"Oh yes, I kicked him! And in my outrage I got out my knife and prepared to slit his throat, right there beneath the lamplight in the deserted street, holding him by the collar with one hand, and opening the knife with my teeth-when it occurred to me that the man had not seen me, actually; that he, as far as he knew, was in the midst of a walking nightmare! And I stopped the blade, slicing the air as I pushed him away, letting him fall back to the street. I stared at him hard as the lights of a car stabbed through the darkness. He lay there, moaning on the asphalt; a man almost killed by a phantom."
I had to reread this because it didn't make sense to me at first. I realized that the man has felt invisible for so long that he almost doesn't believe that he really is real or that people are capable of seeing him. What was hard for me to grasp was that the man knew he himself was real because of what he did to the man and the fact that he saw him in the news the next day, and at the same time, the man he "mugged" probably really did see him and knew that a man had done it to him. However, the man didn't believe that the man he mugged could comprehend that he wasn't a ghost or an imagination.

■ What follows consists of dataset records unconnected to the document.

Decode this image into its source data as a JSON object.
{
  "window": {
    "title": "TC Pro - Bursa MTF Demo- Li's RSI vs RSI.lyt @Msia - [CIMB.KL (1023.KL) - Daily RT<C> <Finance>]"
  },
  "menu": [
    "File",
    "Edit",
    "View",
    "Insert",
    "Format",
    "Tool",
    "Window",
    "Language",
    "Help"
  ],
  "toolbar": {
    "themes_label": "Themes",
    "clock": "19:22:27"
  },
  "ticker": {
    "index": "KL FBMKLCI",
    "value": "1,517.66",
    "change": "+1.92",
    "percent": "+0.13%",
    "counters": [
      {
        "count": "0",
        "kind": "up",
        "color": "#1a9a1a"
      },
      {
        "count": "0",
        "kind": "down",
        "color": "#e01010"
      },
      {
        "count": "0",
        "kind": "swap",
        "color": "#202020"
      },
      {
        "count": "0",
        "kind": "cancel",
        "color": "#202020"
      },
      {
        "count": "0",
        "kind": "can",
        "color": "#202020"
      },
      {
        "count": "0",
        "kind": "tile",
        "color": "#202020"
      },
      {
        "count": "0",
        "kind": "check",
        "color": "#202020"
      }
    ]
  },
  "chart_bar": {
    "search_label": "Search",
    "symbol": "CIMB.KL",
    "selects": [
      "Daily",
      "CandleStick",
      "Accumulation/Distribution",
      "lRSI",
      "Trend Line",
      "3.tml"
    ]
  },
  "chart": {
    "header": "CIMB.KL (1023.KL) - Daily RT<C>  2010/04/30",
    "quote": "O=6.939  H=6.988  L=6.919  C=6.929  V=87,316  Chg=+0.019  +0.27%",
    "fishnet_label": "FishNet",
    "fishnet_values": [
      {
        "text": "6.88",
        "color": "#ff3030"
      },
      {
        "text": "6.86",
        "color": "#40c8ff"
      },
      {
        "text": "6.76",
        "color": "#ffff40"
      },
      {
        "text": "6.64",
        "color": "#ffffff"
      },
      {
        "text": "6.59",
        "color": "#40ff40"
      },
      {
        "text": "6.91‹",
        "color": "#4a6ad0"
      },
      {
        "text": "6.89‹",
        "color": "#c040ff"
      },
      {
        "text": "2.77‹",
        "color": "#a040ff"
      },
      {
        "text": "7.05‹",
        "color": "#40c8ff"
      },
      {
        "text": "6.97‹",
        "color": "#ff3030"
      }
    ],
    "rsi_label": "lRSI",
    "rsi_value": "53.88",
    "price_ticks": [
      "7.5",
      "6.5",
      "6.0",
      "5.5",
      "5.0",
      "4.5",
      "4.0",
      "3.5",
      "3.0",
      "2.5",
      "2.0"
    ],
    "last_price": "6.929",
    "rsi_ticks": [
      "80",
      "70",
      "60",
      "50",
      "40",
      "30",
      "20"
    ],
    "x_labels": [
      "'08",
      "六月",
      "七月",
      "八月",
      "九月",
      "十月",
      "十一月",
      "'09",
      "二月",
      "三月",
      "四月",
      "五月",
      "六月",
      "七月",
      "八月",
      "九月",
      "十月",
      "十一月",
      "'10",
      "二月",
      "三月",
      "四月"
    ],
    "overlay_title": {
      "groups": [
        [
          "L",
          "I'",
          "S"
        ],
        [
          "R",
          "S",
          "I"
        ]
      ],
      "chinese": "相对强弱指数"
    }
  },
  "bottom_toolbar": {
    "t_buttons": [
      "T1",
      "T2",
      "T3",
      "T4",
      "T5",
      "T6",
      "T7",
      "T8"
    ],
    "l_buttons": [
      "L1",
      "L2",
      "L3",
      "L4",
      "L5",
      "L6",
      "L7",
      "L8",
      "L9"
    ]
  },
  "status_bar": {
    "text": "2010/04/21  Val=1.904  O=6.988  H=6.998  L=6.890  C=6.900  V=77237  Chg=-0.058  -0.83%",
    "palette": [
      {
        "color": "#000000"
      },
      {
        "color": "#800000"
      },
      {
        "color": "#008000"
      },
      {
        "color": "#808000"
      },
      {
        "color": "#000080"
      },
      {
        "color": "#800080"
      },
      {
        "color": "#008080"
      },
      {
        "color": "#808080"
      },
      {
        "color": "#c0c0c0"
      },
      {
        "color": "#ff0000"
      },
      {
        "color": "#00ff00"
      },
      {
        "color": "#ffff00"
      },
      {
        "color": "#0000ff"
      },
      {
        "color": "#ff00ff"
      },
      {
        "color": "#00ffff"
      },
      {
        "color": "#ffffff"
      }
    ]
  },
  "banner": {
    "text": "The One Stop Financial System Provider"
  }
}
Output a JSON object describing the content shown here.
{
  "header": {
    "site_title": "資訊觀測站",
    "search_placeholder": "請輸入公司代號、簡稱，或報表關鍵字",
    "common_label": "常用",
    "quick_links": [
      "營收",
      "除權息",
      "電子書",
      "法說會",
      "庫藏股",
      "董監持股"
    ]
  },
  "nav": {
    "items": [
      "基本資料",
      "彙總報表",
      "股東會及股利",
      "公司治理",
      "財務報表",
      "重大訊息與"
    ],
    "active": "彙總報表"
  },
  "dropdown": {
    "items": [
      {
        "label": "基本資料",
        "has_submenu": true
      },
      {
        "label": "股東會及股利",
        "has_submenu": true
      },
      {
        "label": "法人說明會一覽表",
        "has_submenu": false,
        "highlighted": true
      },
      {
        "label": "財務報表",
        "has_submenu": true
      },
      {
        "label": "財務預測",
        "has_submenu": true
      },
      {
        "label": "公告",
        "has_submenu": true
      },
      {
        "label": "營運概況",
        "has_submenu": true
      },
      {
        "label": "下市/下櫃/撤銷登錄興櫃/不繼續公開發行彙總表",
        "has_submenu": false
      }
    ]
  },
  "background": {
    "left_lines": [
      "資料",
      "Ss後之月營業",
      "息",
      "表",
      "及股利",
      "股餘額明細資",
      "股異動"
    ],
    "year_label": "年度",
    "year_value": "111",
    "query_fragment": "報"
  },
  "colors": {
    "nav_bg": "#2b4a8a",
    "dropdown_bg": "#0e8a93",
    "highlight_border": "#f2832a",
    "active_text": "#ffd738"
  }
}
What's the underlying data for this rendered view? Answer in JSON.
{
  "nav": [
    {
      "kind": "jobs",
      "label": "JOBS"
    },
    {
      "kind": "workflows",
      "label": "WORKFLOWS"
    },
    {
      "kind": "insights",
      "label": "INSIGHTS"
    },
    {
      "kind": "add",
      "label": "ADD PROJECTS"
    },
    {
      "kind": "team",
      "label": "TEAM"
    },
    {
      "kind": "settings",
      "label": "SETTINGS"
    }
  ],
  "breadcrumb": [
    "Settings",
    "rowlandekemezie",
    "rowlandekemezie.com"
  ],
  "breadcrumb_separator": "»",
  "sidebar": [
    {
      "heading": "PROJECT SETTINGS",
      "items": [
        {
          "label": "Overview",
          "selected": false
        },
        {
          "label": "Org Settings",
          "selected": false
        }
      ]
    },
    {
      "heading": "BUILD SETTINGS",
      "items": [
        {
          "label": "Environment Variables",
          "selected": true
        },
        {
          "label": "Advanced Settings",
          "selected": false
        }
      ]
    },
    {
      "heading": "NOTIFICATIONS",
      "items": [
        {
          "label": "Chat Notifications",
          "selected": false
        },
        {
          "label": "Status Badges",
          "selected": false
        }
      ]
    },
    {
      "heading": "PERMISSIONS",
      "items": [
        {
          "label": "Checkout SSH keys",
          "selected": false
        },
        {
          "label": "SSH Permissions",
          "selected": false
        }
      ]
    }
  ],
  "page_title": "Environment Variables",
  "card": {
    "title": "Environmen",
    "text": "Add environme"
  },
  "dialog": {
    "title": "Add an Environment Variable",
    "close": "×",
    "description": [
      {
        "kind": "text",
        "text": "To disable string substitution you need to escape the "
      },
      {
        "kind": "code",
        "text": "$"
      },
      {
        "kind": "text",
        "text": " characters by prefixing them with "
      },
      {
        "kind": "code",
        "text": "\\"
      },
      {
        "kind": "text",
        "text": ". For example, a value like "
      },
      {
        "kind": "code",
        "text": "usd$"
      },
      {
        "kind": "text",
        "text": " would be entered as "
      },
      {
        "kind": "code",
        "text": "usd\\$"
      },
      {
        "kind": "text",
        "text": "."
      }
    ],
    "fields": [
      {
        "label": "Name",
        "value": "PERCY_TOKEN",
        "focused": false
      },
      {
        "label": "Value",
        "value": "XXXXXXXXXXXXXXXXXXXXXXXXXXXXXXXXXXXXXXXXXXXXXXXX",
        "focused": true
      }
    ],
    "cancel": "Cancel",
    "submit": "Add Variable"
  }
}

So he was real but he believed that he was not real to other people and acted upon that notion. I guess it's really not that hard to comprehend, but the more I think about it and try to reason through his thoughts, the more confused I make myself.
I guess what really matters is that he feels like he is invisible because no one gives him the time of day or cares about him. He has lived alone without anyone noticing whether he is home or not home for so long that he believes that no one would be able to notice if he was missing or pick him out of a crowd. It is a sad story because there are probably a lot of people who feel this way. I don't think that it has to be specifically talking about an African American man in any certain time period because anyone who has no family, who lives alone, or who has no friends could be missed in this way and feel invisible. I think it is a story with an overarching moral that shouldn't be ignored and has many implications for how we need to treat other people to help them feel "seen."